Le 19 novembre 2014, la Division juridique des ORP a adressé à l’assuré un questionnaire relatif à l’examen de son aptitude au placement. L’intéressé y a répondu par courrier reçu par le Service de l’emploi, Instance juridique chômage (ci-après : le SDE ou l’intimé) le 17 décembre 2014, indiquant qu’il était alors dans l’incapacité totale de travailler – passagèrement – jusqu’au 11 janvier 2015. L’assuré a précisé que son objectif, dès qu’il serait rétabli, était de reprendre une activité à 100%. Il s’est déclaré prêt à suivre une mesure octroyée par l’ORP si son médecin le lui permettait. L’assuré a également indiqué avoir déposé une demande AI mais qu’il n’y avait aucune suite. Enfin, il a mentionné avoir travaillé toute sa vie jusqu’alors et qu’une fois rétabli, il retrouverait du travail rapidement, ceci n’étant qu’une question de santé et de temps.

Le 26 novembre 2014, le Dr B.________ a établi un nouveau certificat médical attestant chez l’assuré une incapacité de travail à 100% du 30 novembre 2014 au 11 janvier 2015.

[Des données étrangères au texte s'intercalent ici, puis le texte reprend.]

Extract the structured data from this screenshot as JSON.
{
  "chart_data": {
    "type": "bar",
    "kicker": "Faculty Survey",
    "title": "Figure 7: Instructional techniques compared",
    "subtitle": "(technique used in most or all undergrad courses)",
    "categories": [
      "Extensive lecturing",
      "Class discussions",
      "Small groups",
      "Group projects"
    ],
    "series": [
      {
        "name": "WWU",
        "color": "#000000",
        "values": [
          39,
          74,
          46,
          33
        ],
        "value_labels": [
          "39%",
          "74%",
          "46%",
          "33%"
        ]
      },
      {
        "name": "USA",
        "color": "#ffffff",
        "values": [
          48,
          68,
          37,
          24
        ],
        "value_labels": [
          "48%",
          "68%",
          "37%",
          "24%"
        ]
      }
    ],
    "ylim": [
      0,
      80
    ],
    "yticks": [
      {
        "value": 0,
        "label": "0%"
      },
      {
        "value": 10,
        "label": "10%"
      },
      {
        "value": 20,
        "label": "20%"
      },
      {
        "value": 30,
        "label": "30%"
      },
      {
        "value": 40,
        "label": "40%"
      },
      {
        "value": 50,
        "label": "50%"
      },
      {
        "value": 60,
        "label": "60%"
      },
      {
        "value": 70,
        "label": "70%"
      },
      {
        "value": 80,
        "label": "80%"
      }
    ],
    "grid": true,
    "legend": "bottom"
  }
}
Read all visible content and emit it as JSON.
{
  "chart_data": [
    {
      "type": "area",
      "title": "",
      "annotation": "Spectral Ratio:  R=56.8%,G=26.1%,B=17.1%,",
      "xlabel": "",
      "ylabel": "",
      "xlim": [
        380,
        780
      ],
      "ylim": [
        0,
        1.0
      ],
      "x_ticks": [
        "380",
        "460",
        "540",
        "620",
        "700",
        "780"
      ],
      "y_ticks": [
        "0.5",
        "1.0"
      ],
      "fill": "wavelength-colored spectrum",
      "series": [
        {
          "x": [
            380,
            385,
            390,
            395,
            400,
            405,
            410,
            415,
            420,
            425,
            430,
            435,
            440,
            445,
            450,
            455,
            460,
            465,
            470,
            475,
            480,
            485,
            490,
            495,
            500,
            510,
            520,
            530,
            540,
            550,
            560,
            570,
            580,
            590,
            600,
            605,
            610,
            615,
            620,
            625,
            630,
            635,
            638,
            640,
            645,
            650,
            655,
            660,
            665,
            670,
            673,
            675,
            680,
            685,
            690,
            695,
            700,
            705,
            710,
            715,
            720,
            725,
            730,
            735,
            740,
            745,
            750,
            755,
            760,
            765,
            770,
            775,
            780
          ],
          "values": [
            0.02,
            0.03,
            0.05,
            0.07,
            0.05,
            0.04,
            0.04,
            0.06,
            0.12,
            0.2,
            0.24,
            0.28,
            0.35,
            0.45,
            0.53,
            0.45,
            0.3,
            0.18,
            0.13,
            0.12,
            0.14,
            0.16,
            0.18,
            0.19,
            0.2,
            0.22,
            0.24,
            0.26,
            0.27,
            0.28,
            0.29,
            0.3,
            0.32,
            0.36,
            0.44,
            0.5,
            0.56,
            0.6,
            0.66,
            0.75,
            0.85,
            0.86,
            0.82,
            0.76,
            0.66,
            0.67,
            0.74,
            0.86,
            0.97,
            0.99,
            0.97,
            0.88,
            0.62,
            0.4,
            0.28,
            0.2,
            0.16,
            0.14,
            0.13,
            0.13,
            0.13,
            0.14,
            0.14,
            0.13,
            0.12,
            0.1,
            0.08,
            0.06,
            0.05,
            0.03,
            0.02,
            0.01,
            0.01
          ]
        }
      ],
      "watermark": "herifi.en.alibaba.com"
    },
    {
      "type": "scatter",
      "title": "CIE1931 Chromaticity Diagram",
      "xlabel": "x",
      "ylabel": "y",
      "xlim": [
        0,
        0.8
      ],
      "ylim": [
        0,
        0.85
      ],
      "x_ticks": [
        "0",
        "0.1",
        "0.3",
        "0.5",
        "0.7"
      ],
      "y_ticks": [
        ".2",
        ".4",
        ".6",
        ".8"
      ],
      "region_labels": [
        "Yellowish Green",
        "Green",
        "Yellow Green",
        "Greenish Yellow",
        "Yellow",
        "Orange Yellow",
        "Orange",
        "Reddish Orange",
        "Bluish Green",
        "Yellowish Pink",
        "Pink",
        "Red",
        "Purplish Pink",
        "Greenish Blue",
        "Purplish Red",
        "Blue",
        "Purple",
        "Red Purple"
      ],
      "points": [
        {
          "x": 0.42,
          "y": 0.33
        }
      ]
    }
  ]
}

Par courrier du 19 décembre 2014, dont copie a été adressée à l’assuré, la Division juridique des ORP a indiqué à la Caisse cantonale de chômage avoir renoncé à rendre une décision administrative, l’assuré remplissant les conditions relatives à l’aptitude au placement. L’instruction laissait en effet apparaître que l’incapacité de travail totale subie par l’assuré devait être considérée comme passagère.

Dans une note « Information sur le suivi » établie le 19 décembre 2014 à l’attention du conseiller ORP de l’assuré, la Division juridique des ORP a indiqué ce suit :

« L’assuré est apte au placement. Si son incapacité de travail totale est prolongée à compter du 11.01.2015, vous pouvez fermer le dossier ».

Par certificat médical du 7 janvier 2015, le Dr B.________ a prolongé l’incapacité de travail de 100% du 11 au 31 janvier 2015 et précisé qu’à partir du 2 février 2015, une reprise du travail à 50% dans une activité sédentaire adaptée était possible.

Il ressort d’un procès-verbal relatif à un entretien téléphonique du 12 janvier 2015 entre l’ORP et l’assuré que ce dernier avait été informé qu’il devait débuter ses recherches d’emploi dès le 2 février 2015.

Le 2 février 2015, l’assuré a remis à l’ORP le document intitulé « Preuves des recherches personnelles en vue de trouver un emploi » relatif au mois de janvier 2015, attestant qu’il avait effectué trois recherches d’emploi.

Le 24 février 2015, l’assuré a déposé à l’ORP le document « Preuves des recherches personnelles effectuées en vue de trouver un emploi » aux termes duquel il a indiqué avoir effectué six recherches d’emploi pour le mois de février.

Le même jour, la Division juridique des ORP a adressé à l’assuré un nouveau questionnaire relatif à l’examen de son aptitude au placement, dans la mesure où l’état de santé de l’intéressé semblait restreindre ses possibilités pour la reprise d’une activité professionnelle.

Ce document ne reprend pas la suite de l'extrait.